After the COVID-19 pandemic stopped many asylum procedures throughout Europe, new technologies are reviving these kinds of systems. By lie recognition tools analyzed at the border to a program for confirming documents and transcribes interviews, a wide range of solutions is being found in asylum applications. This article explores how these technology have reshaped the ways asylum procedures happen to be conducted. This reveals how asylum seekers are transformed into compelled hindered techno-users: They are asked to abide by a series of techno-bureaucratic steps and keep up with unstable tiny changes in criteria and deadlines. This obstructs the capacity to browse through these devices and to pursue their right for safety.

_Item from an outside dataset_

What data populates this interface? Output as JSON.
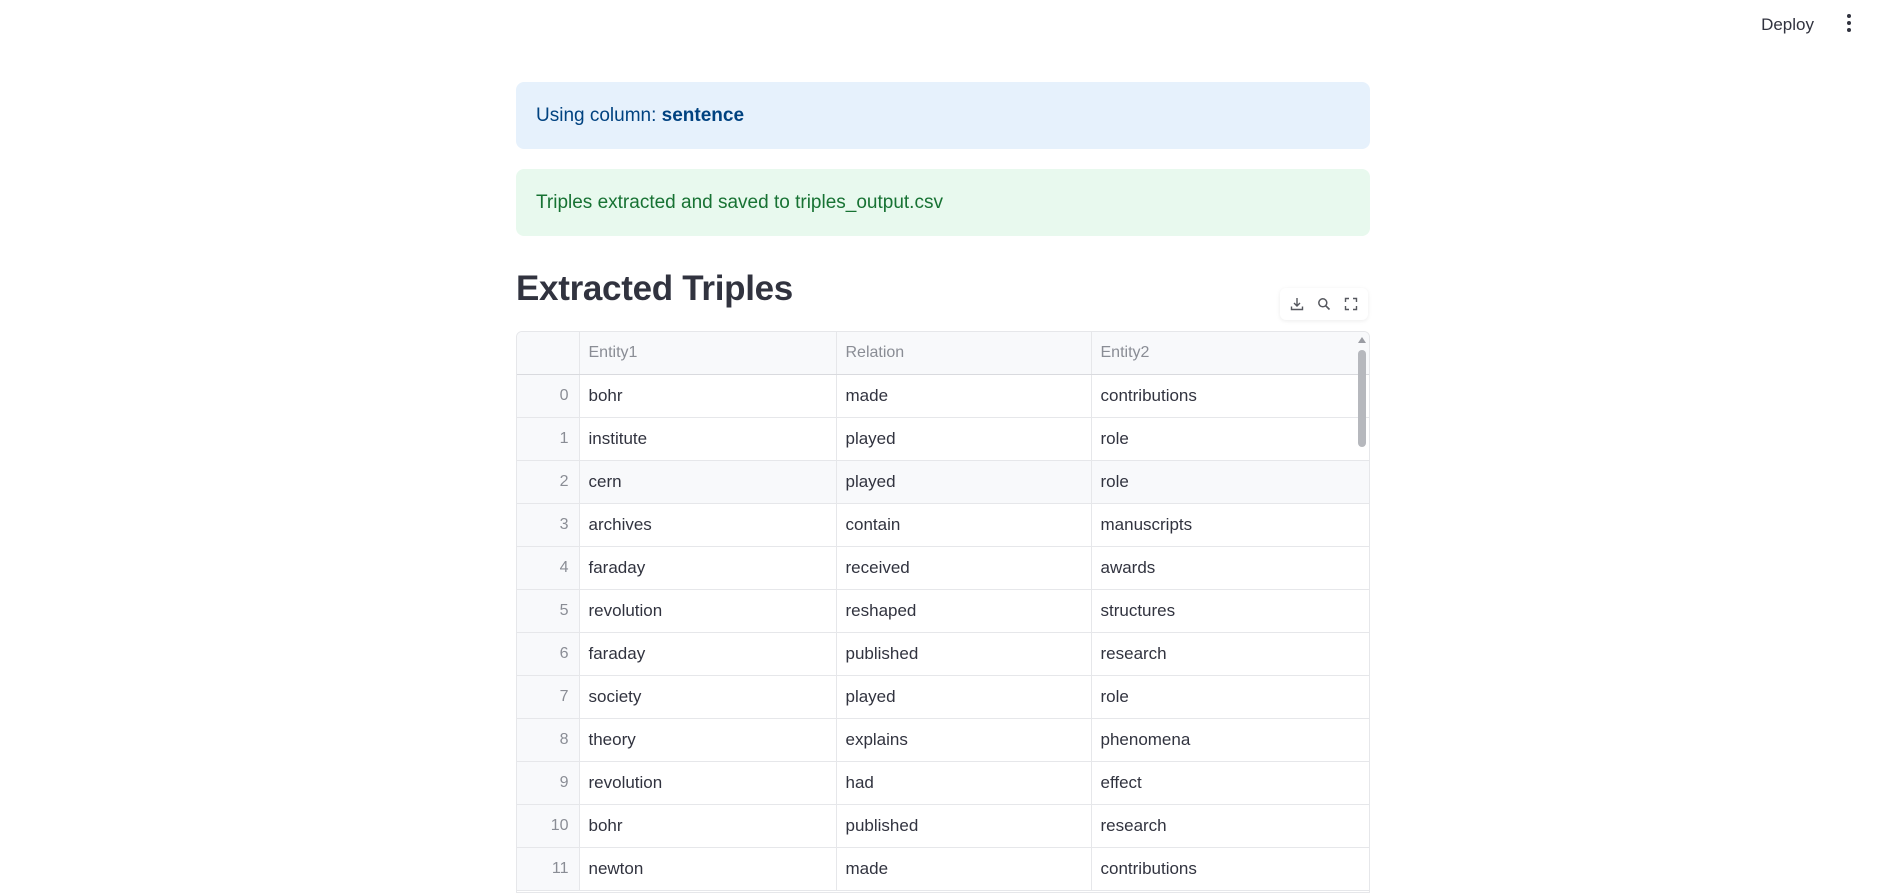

It also demonstrates how these technologies happen to be embedded in refugee governance: They facilitate the ‘circuits of financial-humanitarianism’ that function through a whirlwind of dispersed technological requirements. These requirements increase asylum seekers’ socio-legal precarity by simply hindering all of them from accessing the programs of safety. It further argues that examines of securitization and victimization should be coupled with an insight into the disciplinary www.ascella-llc.com/portals-of-the-board-of-directors-for-advising-migrant-workers mechanisms of them technologies, by which migrants will be turned into data-generating subjects just who are disciplined by their reliance on technology.

Drawing on Foucault’s notion of power/knowledge and comarcal knowledge, the article states that these solutions have an natural obstructiveness. There is a double effect: although they assist with expedite the asylum process, they also produce it difficult pertaining to refugees to navigate these kinds of systems. They are simply positioned in a ‘knowledge deficit’ that makes these people vulnerable to illegitimate decisions of non-governmental actors, and ill-informed and unreliable narratives about their instances. Moreover, that they pose fresh risks of’machine mistakes’ that may result in incorrect or discriminatory outcomes.